Соловей Соловеевич Курский спрятал клочок газеты в дупло рядом с гнездом, сказал, что он читает это всем, кто хочет слушать.
Парамон приуныл: Соловей Соловеевич Курский был невысокого мнения о людях, это ясно. Вряд ли он нарушит природный закон, чтоб в неурочное время устроить концерт...
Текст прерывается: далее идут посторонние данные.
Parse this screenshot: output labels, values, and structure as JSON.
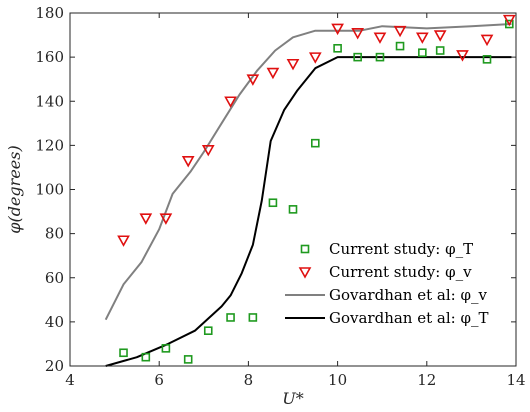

Вдруг после некоторого молчания Курский спросил Парамона:
— Значит, ты — посредник?
Парамон удивился:
— Почему это я посредник?
— Ты сам себя таким задумал и сотворил. Но, может, эту мысль тебе сообщили...
— Кто? — еще больше удивился Парамон.
— Это выше моего понимания... Но, может, это тебе внушили, чтоб ты был связным между людьми и Всей Природой... Не так ли?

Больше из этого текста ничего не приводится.